George Washington’s Right Hand

As George Washington’s chief staff aide de camp, Alexander Hamilton composed letters and other correspondence to powerful heads of state, Congress, and generals of the Army. While successful, Washington and Hamilton eventually had a falling out over a misunderstanding. The conflict ultimately prompted Hamilton to leave his position as aide de camp, join a battalion, and angle for a field command position. Washington finally relented, and Hamilton eventually became a Major General.

Post-War Accomplishments

After the war, Hamilton returned to New York and took the bar exam, passing after only six months of self-education. This accomplishment eventually landed him a job with Robert Morris as a receiver of continental taxes.

He joined Congress in 1782, hoping to collect taxes to supplement the Army and soldiers’ salaries. Overwhelmed with defeat, Hamilton resigned from Congress in 1783.

In 1784, Hamilton founded one of the oldest banks in the US, the Bank of New York. He also played a pivotal role in the Annapolis Convention of 1786, drafting a resolution for a constitutional convention to embark on a more independent and financially secure government. Based on his ideals of stability, Hamilton proposed the ideas of a President-For-Life and elected senators who would also serve life terms. Critics, led by James Madison, labeled Hamilton a monarchist sympathizer.

The Federalist Papers

Perhaps the most influential and formative contribution Hamilton made was writing a series of essays with John Jay and James Madison, known as The Federalist Papers in 1787. The men published the essays to defend the proposed Constitution and explain its strengths. They highlighted the confederation’s need for unity against foreign adversaries and the disadvantage of splitting the newly formed confederacy into rivaling factions. The Federalist Papers also stressed the Constitution’s series of legislative checks and balances and the natures of representation in a republic through appointed legislators represented by electors.

Secretary of the Treasury

Washington and Hamilton maintained a professional relationship, even if the men never developed a close friendship and despite misunderstandings. When Washington was elected president of the United States, he nominated Hamilton as the first Secretary of the Treasury. Appointed on September 11, 1789, Hamilton worked over the next five years to oversee matters regarding the Treasury Department. He developed financial reports and projects that helped form the agency become what it is today. He also submitted the report to establish the US Mint.

The Legacy of Alexander Hamilton

Today, most people know Hamilton best as the face on the $10 bill, which has sported his likeness since 1929, or the namesake of the popular eponymous Broadway play. Although he made profound contributions to the formation of the nation, he never became president. He and Benjamin Franklin are the only two non-presidents commemorated on paper currency.

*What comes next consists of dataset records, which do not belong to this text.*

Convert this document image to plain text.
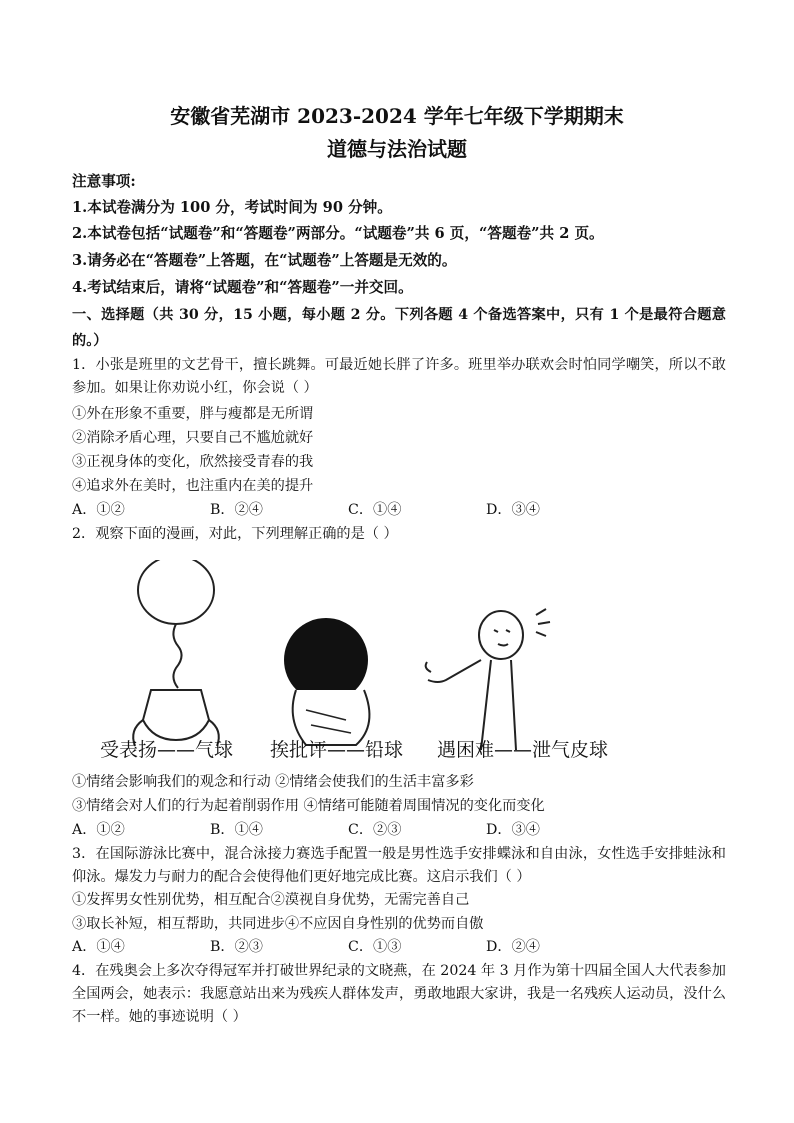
安徽省芜湖市 2023-2024 学年七年级下学期期末
道德与法治试题
注意事项:
1.本试卷满分为 100 分，考试时间为 90 分钟。
2.本试卷包括“试题卷”和“答题卷”两部分。“试题卷”共 6 页，“答题卷”共 2 页。
3.请务必在“答题卷”上答题，在“试题卷”上答题是无效的。
4.考试结束后，请将“试题卷”和“答题卷”一并交回。
一、选择题（共 30 分，15 小题，每小题 2 分。下列各题 4 个备选答案中，只有 1 个是最符合题意的。）
1．小张是班里的文艺骨干，擅长跳舞。可最近她长胖了许多。班里举办联欢会时怕同学嘲笑，所以不敢参加。如果让你劝说小红，你会说（ ）
①外在形象不重要，胖与瘦都是无所谓
②消除矛盾心理，只要自己不尴尬就好
③正视身体的变化，欣然接受青春的我
④追求外在美时，也注重内在美的提升
A．①②	B．②④	C．①④	D．③④
2．观察下面的漫画，对此，下列理解正确的是（ ）
受表扬——气球 挨批评——铅球 遇困难——泄气皮球
①情绪会影响我们的观念和行动 ②情绪会使我们的生活丰富多彩
③情绪会对人们的行为起着削弱作用 ④情绪可能随着周围情况的变化而变化
A．①②	B．①④	C．②③	D．③④
3．在国际游泳比赛中，混合泳接力赛选手配置一般是男性选手安排蝶泳和自由泳，女性选手安排蛙泳和仰泳。爆发力与耐力的配合会使得他们更好地完成比赛。这启示我们（ ）
①发挥男女性别优势，相互配合②漠视自身优势，无需完善自己
③取长补短，相互帮助，共同进步④不应因自身性别的优势而自傲
A．①④	B．②③	C．①③	D．②④
4．在残奥会上多次夺得冠军并打破世界纪录的文晓燕，在 2024 年 3 月作为第十四届全国人大代表参加全国两会，她表示：我愿意站出来为残疾人群体发声，勇敢地跟大家讲，我是一名残疾人运动员，没什么不一样。她的事迹说明（ ）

Perhaps Hamilton was one of America’s first rags-to-riches success stories: He started as an impoverished child, became a successful accountant, transitioned to a brilliant military career, and ultimately became an influential statesman. But Hamilton’s story ended prematurely.

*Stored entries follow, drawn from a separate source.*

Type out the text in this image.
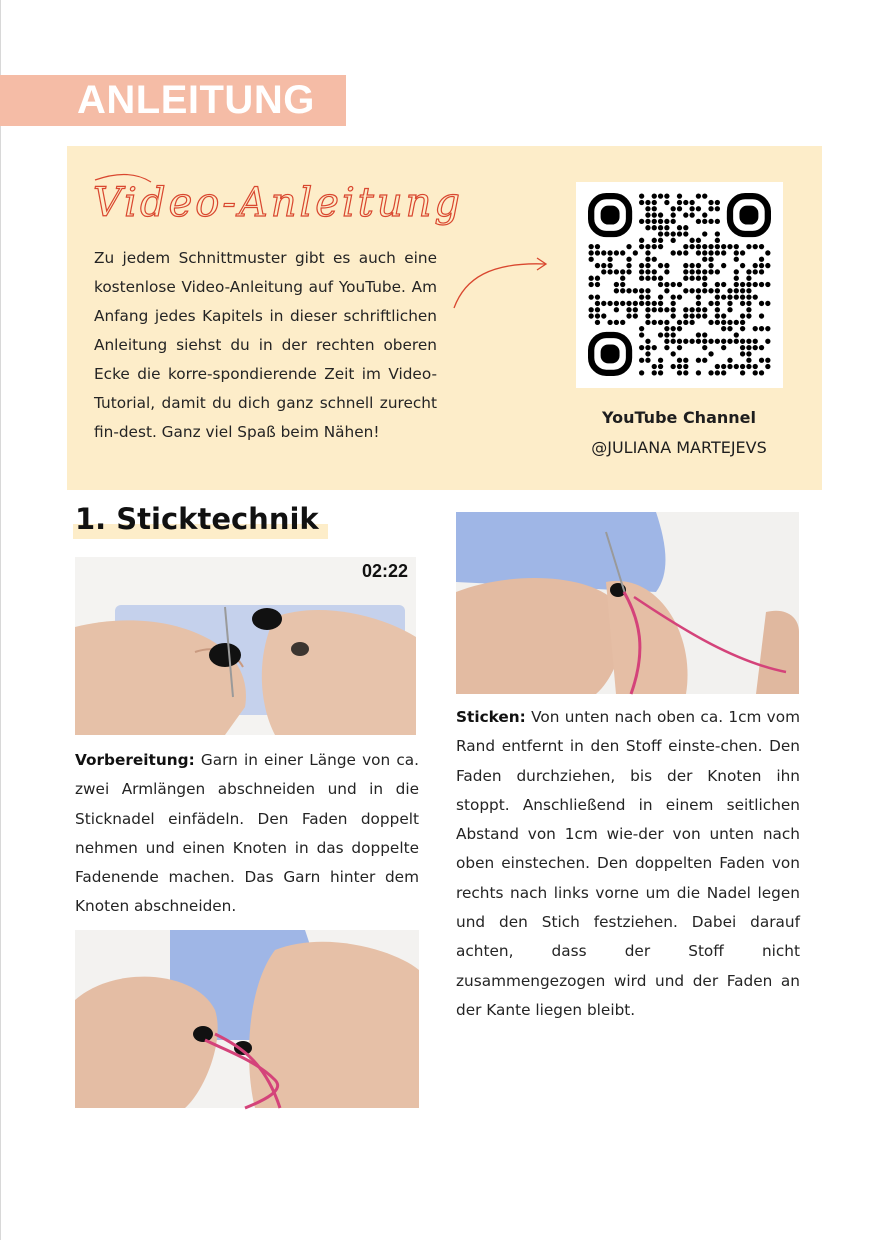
ANLEITUNG
Video-Anleitung
Zu jedem Schnittmuster gibt es auch eine kostenlose Video-Anleitung auf YouTube. Am Anfang jedes Kapitels in dieser schriftlichen Anleitung siehst du in der rechten oberen Ecke die korre-spondierende Zeit im Video-Tutorial, damit du dich ganz schnell zurecht fin-dest. Ganz viel Spaß beim Nähen!
YouTube Channel
@JULIANA MARTEJEVS
1. Sticktechnik
02:22
Vorbereitung: Garn in einer Länge von ca. zwei Armlängen abschneiden und in die Sticknadel einfädeln. Den Faden doppelt nehmen und einen Knoten in das doppelte Fadenende machen. Das Garn hinter dem Knoten abschneiden.
Sticken: Von unten nach oben ca. 1cm vom Rand entfernt in den Stoff einste-chen. Den Faden durchziehen, bis der Knoten ihn stoppt. Anschließend in einem seitlichen Abstand von 1cm wie-der von unten nach oben einstechen. Den doppelten Faden von rechts nach links vorne um die Nadel legen und den Stich festziehen. Dabei darauf achten, dass der Stoff nicht zusammengezogen wird und der Faden an der Kante liegen bleibt.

A long-standing disagreement between Aaron Burr, the third Vice President of the United States, and Hamilton festered after a reported insult. Burr challenged Hamilton to a duel to satisfy his honor, and Hamilton accepted to maintain his.

According to witnesses, the men shot almost simultaneously, and conflicting reports exist about who actually shot first. Hamilton missed, perhaps on purpose. Burr shot Hamilton center of mass in the abdomen, a fatal blow.

Hamilton shaped much of our nation’s government, including the separation of powers, representative government, the monetary system, and much more. Without his influence, our system of government might have been much different. He died before the age of 50. How much more might he have influenced the nation had he lived?